Bagaimana pandangan paradigma endisme pada hubungan internasional?

paradigma endisme

Bagaimana pandangan paradigma endisme pada hubungan internasional?

Dalam artikel yang berjudul “No Exit: The Errors of Endism,” Samuel Huntington (The National Interest, 1989) mengatakan, di era akhir Perang Dingin (1989) disiplin HI telah mengalami pergeseran paradigma yang sangat signifikan.
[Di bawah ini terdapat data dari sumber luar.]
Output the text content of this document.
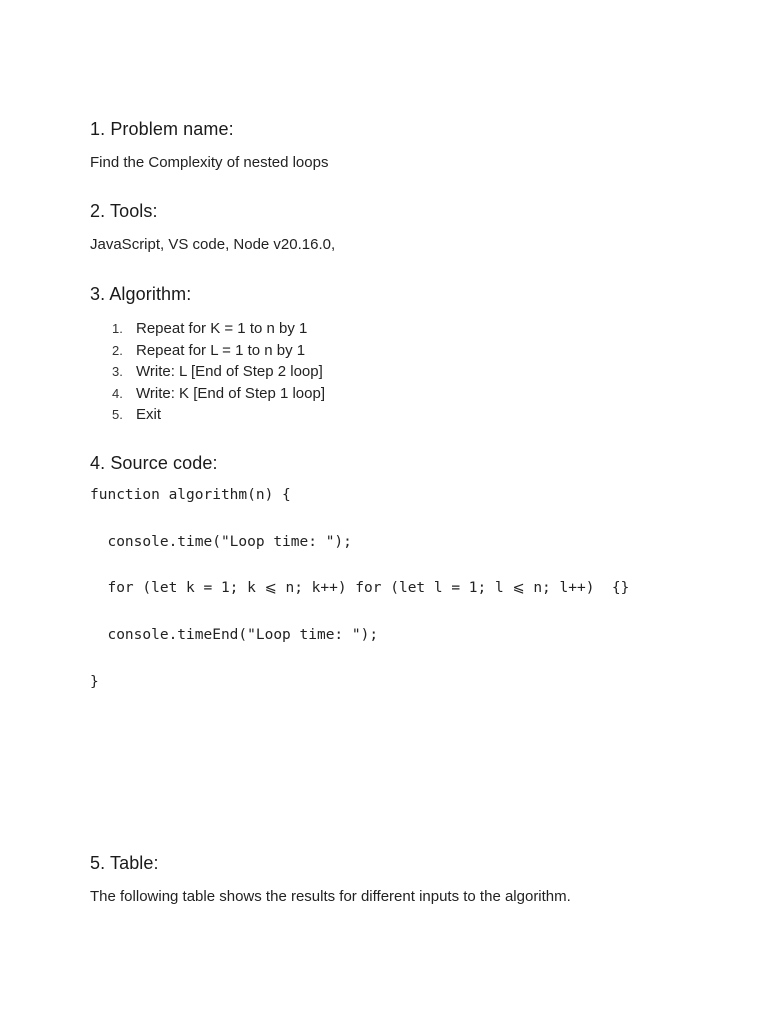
1. Problem name:

Find the Complexity of nested loops

2. Tools:

JavaScript, VS code, Node v20.16.0,

3. Algorithm:
1. Repeat for K = 1 to n by 1
2. Repeat for L = 1 to n by 1
3. Write: L [End of Step 2 loop]
4. Write: K [End of Step 1 loop]
5. Exit
4. Source code:

function algorithm(n) {

console.time("Loop time: ");

for (let k = 1; k ⩽ n; k++) for (let l = 1; l ⩽ n; l++)  {}

console.timeEnd("Loop time: ");

}

5. Table:

The following table shows the results for different inputs to the algorithm.
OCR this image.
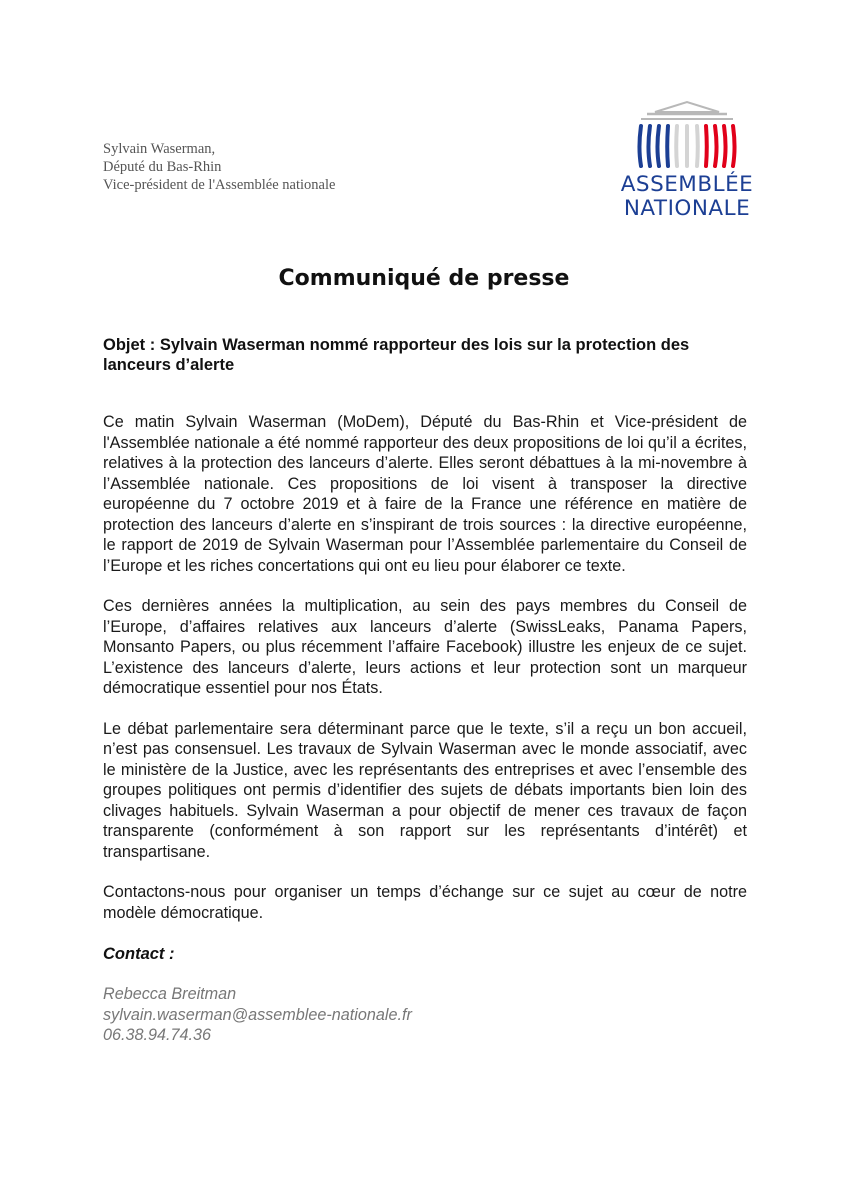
Sylvain Waserman,
Député du Bas-Rhin
Vice-président de l'Assemblée nationale	ASSEMBLÉE
NATIONALE
Communiqué de presse
Objet : Sylvain Waserman nommé rapporteur des lois sur la protection des lanceurs d’alerte

Ce matin Sylvain Waserman (MoDem), Député du Bas-Rhin et Vice-président de l'Assemblée nationale a été nommé rapporteur des deux propositions de loi qu’il a écrites, relatives à la protection des lanceurs d’alerte. Elles seront débattues à la mi-novembre à l’Assemblée nationale. Ces propositions de loi visent à transposer la directive européenne du 7 octobre 2019 et à faire de la France une référence en matière de protection des lanceurs d’alerte en s’inspirant de trois sources : la directive européenne, le rapport de 2019 de Sylvain Waserman pour l’Assemblée parlementaire du Conseil de l’Europe et les riches concertations qui ont eu lieu pour élaborer ce texte.

Ces dernières années la multiplication, au sein des pays membres du Conseil de l’Europe, d’affaires relatives aux lanceurs d’alerte (SwissLeaks, Panama Papers, Monsanto Papers, ou plus récemment l’affaire Facebook) illustre les enjeux de ce sujet. L’existence des lanceurs d’alerte, leurs actions et leur protection sont un marqueur démocratique essentiel pour nos États.

Le débat parlementaire sera déterminant parce que le texte, s’il a reçu un bon accueil, n’est pas consensuel. Les travaux de Sylvain Waserman avec le monde associatif, avec le ministère de la Justice, avec les représentants des entreprises et avec l’ensemble des groupes politiques ont permis d’identifier des sujets de débats importants bien loin des clivages habituels. Sylvain Waserman a pour objectif de mener ces travaux de façon transparente (conformément à son rapport sur les représentants d’intérêt) et transpartisane.

Contactons-nous pour organiser un temps d’échange sur ce sujet au cœur de notre modèle démocratique.

Contact :
Rebecca Breitman
sylvain.waserman@assemblee-nationale.fr
06.38.94.74.36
Jika di masa Perang Dingin paradigma deklinisme begitu mendominasi, di masa setelahnya, paradigma endisme justru lebih mengambil peran.

Di era ini, menurut pemahaman paradigma endisme, hal yang menjadi masalah-masalah internasional telah berakhir, bahwa realisme tidak lagi dipandang sebagai paradigma yang paling presisi. Paradigma endisme itu sendiri menurut Huntington berkembang dalam tiga tingkatan. Pertama, pada tingkatan yang paling spesifik, endisme mengelu-elukan berakhirnya Perang Dingin. Pada musim semi 1989 New York Times dan International Institute for Strategic Studies, George Kennan dan George Bush, menyatakan proposisi ini dalam satu dan lain bentuk. Akhir Perang Dingin menjadi Kebenaran Mapan dari Kemapanan Kebijakan Luar Negeri (the Foreign Policy Establishment’s Established Truth).

Kedua, endisme menyatakan dirinya dalam proposisi yang lebih akademik dan umum bahwa perang di antara negara-negara bangsa, atau setidaknya di antara negaranegara bangsa jenis tertentu, telah berakhir. Banyak ilmuwan HI yang merujuk pada gagasan mengenai tidak adanya perang di antara negara-negara demokratis (Lihat ulasan Asrudin, 2009: 65-102; Lihat juga Asrudin, 2010: 90-102) dalam sejarah dan makin meningkatnya rezim demokratis sejak 1974 sebagai bukti bahwa kemungkinan terjadinya perang sangat kecil. Dalam pernyataan yang berhubungan namun merupakan versi lain dari proposisi ini, Michael Doyle mengatakan bahwa perang mustahil terjadi di antara negara-negara liberal (Doyle, 1983: 213).

Terakhir, adalah tingkatan paradigma endisme yang paling ekstrem. Paradigma ini diajukan oleh Francis Fukuyama dalam sebuah esai yang sangat populer dan kontroversial berjudul “The End of History?” dalam edisi Musim Panas jurnal The National Interest (1989). Dalam esainya itu, Fukuyama bukan saja merayakan akhir Perang Dingin, melainkan juga “akhir sejarah.” Era ini, kata Fukuyama, merupakan “kemenangan mutlak tak terbantahkan liberalisme ekonomi dan politik” dan pudarnya pesona sistem-sistem lainnya yang menjadi musuh liberalisme. Fukuyama menegaskan meski di era “akhir sejarah” perang masih mungkin terjadi di antara negara-negara dunia ketiga yang masih terjebak dalam proses sejarah. Namun bagi negara-negara maju, Uni Soviet, dan Cina, sejarah telah berakhir.

Yang menarik adalah pendekatan endisme ini rupanya hingga kini masih dianggap sebagai paradigma yang sangat seksi bagi sebagian ilmuwan HI. Saking seksinya, paradigma endisme ini kembali dimunculkan oleh Peter Van Ness. Pada tahun 2014, melalui konsep “kerjasama keamanan” untuk mengkritik paradigma realisme. Dengan merujuk pada karya Thomas Kuhn tentang pergeseran paradigma, Van Ness berargumen bahwa realisme, yang disebut oleh Kuhn sebagai “normal science” dalam teori Hubungan Internasional, berada dalam krisis karena ketidakmampuannya menjelaskan sejumlah anomali.